Another late night flight, we arrived in Istanbul at 6:30 AM. We got to the hotel only to find out our reservation had been cancelled. After getting in touch with our travel agent, come to find out she moved us to a different hotel. Unable to check in, we stored our luggage and headed out. Istanbul was nothing like Cairo. Clean, pretty, and very New England fall feel… Istanbul quickly became my favorite stop on the trip.
We first visited the Blue Mosque (similar in style to Muhammad Ali’s mosque). The domes are blue, hence the name. The inside is so ornate every inch of the walls covered in different designs. Here we saw a sign for a woman’s only section. It was built during Ottoman control and is the national mosque of Turkey
After that we visited the Hagia Sofia. Originally a basilica built by Constantine in 60 AD. It was converted to a mosque in 1453 when Constantine was conquered by the Ottomans.There are two remaining symbols of Christianity displayed in the mosque. Both of which depict Jesus.
Our last stop of the day was the Topkapi Palace. Filled with gold, jewelry, thrones, ornate outfits, tiled rooms, and intricate ceilings it was the home of the Ottoman sultans from 1465-1853. Mostly used for entertainment and state functions it housed up to 4,000 people in its heyday.
We headed back to Old town for lunch where we sat on cushions and watched people around us smoke their water pipes. After that we did some shopping in old town. Turkish hospitality is something you encounter a lot when you shop in Istanbul. Shop owners invite you in for hot tee or cider and usually bring multiple items to you as you sit and observe. Unlike Cairo and Alexandria, where I did not feel comfortable walking around by myself, Istanbul felt extremely safe to me.

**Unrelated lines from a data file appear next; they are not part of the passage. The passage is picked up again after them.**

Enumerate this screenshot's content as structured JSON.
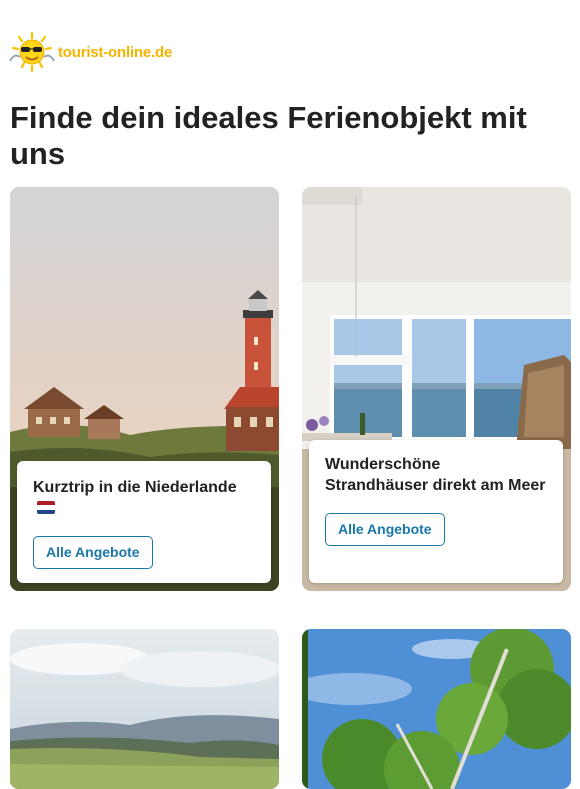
{
  "brand": {
    "name": "tourist-online.de",
    "color": "#f3b400"
  },
  "headline": "Finde dein ideales Ferienobjekt mit uns",
  "cards": [
    {
      "title": "Kurztrip in die Niederlande",
      "flag_icon": "netherlands-flag-icon",
      "button": "Alle Angebote"
    },
    {
      "title": "Wunderschöne Strandhäuser direkt am Meer",
      "button": "Alle Angebote"
    }
  ],
  "colors": {
    "accent": "#1a78a8",
    "text": "#222222"
  }
}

Our dinner was typical “Turkish hospitality” in that after our delicious meal the owners came over and asked how things were. They then offered us fresh fruit, chocolate cake, and some Turkish tea to top it off. We headed to an Irish pub down the street from our hotel (it is true they are everywhere) and had an Efes (Turkish beer). The dark Efes was good but the light one tasted like Heineken. It was nice end to the evening. Once again the only females in the place, we watched the soccer games that were on and rooted for whoever seemed to be in the majority.
The next day we went to the Grand Bazaar of Istanbul. Much different then the one in Cairo, this one was covered and more modern. Found pretty much the same items in that bazaar as we did at the one in Cairo. Never the less, still fun to wander around and bargain with people. The men working the different stands (never saw a woman at any of the stands) would call out to us to entice us to come in. We got everything from “hey spice girls, to the lovely ladies of sex and the city, to Charlie’s angels”. Also, everyone seemed to think we were Australian because apparently the Aussie’s travel A LOT. We have met / ran in to Aussie’s everywhere we have been both in and out of Greece. They do not quite compare the number of Asian tourists but then again no one does.
As we were leaving the Grand Bazaar it was noon on Friday, which is high prayer time for Muslims. We were literally almost run over by the number of men flocking to the mosque right outside the bazaar. It was like something out of a movie. The call to prayer came and suddenly swarms of men flooding towards the washing station and then the mosque. We obviously stood in amazement / culture shock and watched this all unfold.
After a quick lunch we jumped on the metro and headed towards the new part of the city. My advisor at Rollins lived in Istanbul for 5 months so when I told her I was going she recommended visiting this new section of the city. She said one street in particular “would blow my stereotypes about a Muslim country out of the water.” Needless to say, I had to check it out. A completely pedestrian street filled with shops and restaurants. We saw everything from a 3 floor NBA store to Puma, to Nike, to Starbucks, and so much more. Everyone was dressed in very chic western style clothing. Not what you expect from a country where two hours earlier men were flocking to the mosque.
However, I will say that Istanbul was the most liberal of the three cities we visited. There were very few women in head scarves and even fewer in full burkas. It was this strange yet interesting mix of east and west. Other funny stories from Istanbul are on our last day in the city Liz, Fabi, and I were waiting for Leslie and Teplyn when these two guys approached us. Assuming we were Australian they asked us if we like Istanbul better then Australia. After acknowledging that we were from the states, they both said “we don’t like America.” Now, to be honest with you, I was expecting more of this sentiment. This was however; in all the time I have been abroad the first time anyone has ever said that to me. I mean I have encountered tons of people who dislike Bush and love Obama but nothing as blatant as this. Unsure how to respond I just said “That’s OK”. And then 5 minutes later they invited us to have tea with them, which only confused me more.
The only downside from the trip is that we all (in varying degrees) got some kind of stomach / intestinal bug from the food in Egypt. I felt so awful our last day that I felt like I was getting the flu. Although, I’m glad my body held up until the last day because I would not have wanted to miss a single day.